In 2018, the Court of Appeal allowed the company to pursue the lawsuit against the province. However, action against the Nation and Williams was thrown out, as it was time-barred. The province tried to have the court dismiss the action against it in 2020, but this failed.
As a result, the lawsuit is expected to go ahead, and Greengen requested the court to allow it to examine the chiefs and their legal counsel, they are believed to have evidence relevant to the trial.
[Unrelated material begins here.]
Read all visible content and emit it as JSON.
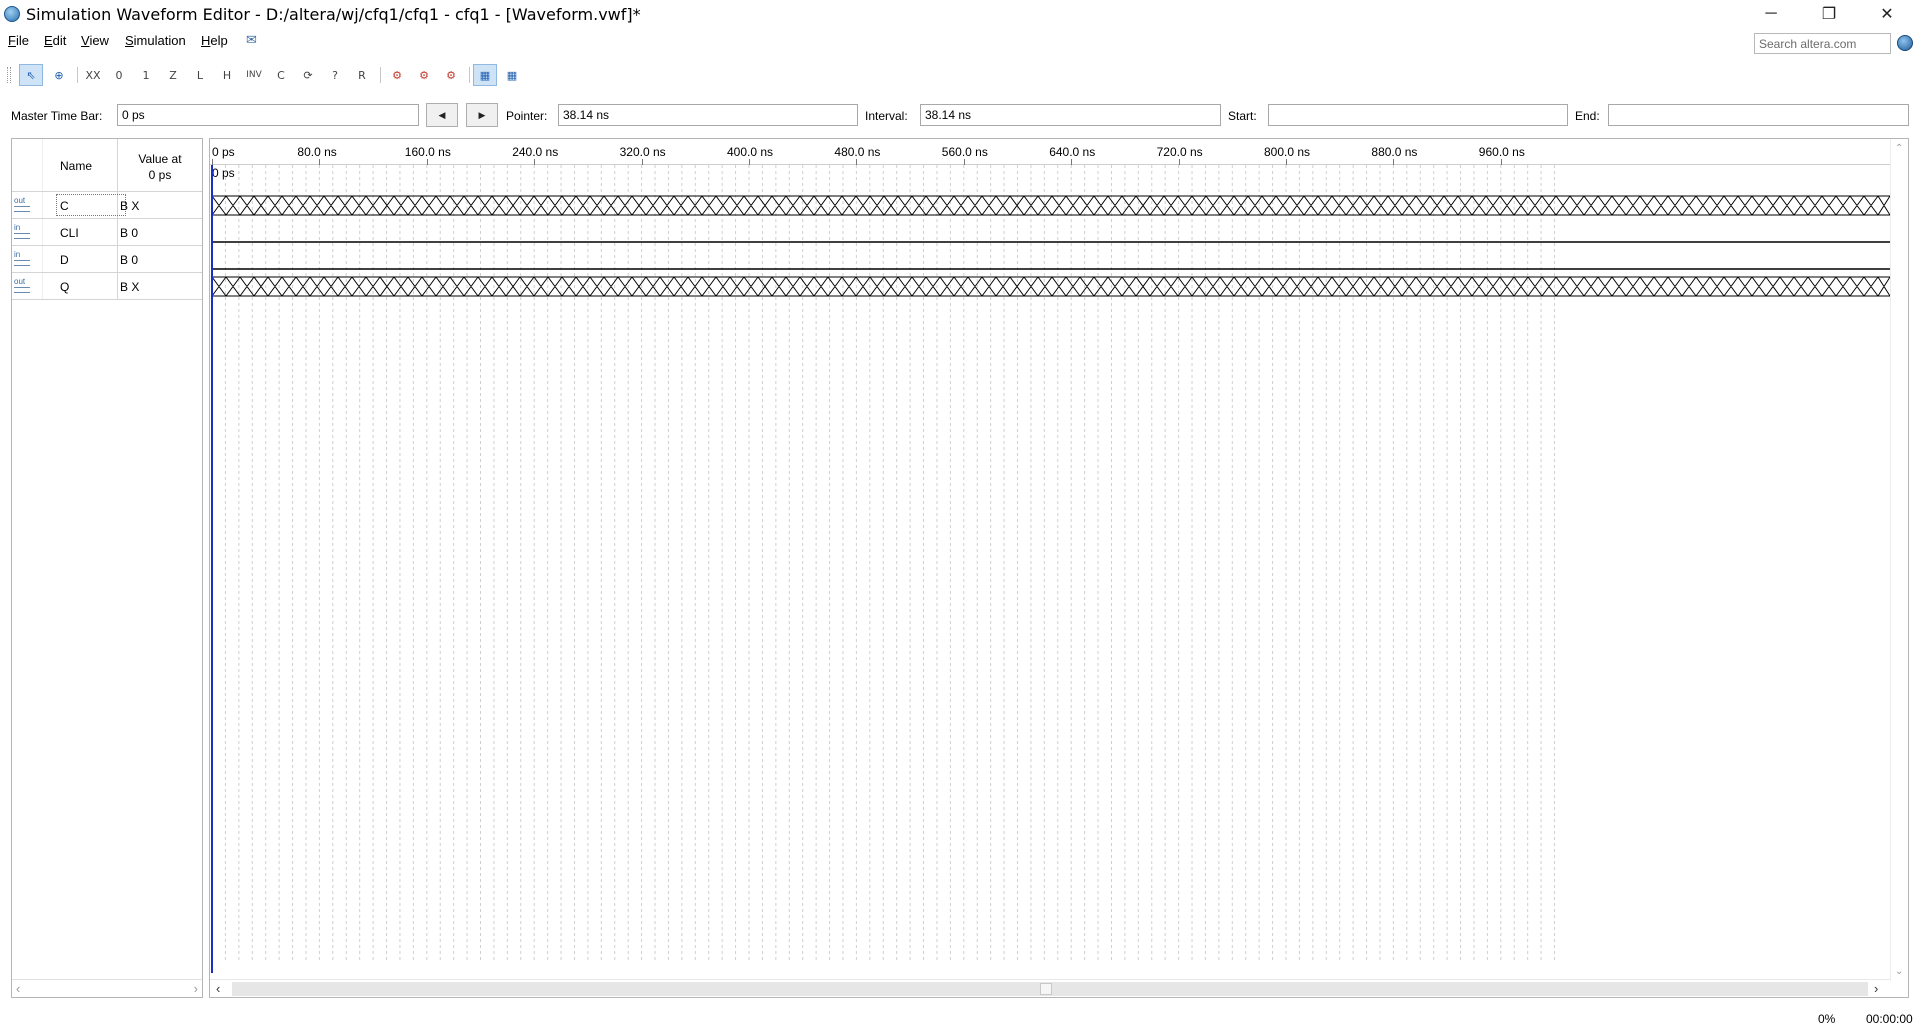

They participated in talks with the province when the company was making the application for the project.
Greengen asked for an order that would allow it to examine Chief Williams, Chief Campbell, Chief Gibby Jacob, and McDade.
In order to grant this order, Scarth wrote, Greengen must demonstrate not only that the evidence it seeks is material, but that it has requested evidence from the application respondents and that they have neglected or refused to provide a responsive statement.
Scarth dismissed the application to examine Jacob, as it failed to meet this threshold.
However, Greengen was able to satisfy the request with respect to Williams, Campbell and McDade.
Scarth noted the Nation members wanted this application thrown out.
“The court should decline to make the orders sought in the application as it clearly constitutes an abuse of process,” reads the respondents’ submission, as recalled by Scarth.
“Greengen is not entitled to know all of the highly sensitive information regarding Indigenous spiritual and cultural practices that gets conveyed throughout the course of Crown consultations on a project.”
However, Scarth ultimately ruled in favour of Greengen.
“I conclude that the provision of such information would not cause embarrassment to Squamish Nation such that it would be unjust to allow the examination of the application respondents,” he wrote.
“I am satisfied that Greengen is entitled to an order for the pre-trial examination of Chief Williams, Chief Campbell and Mr. McDade, with the usual terms regarding the attendance at the examinations by the province.”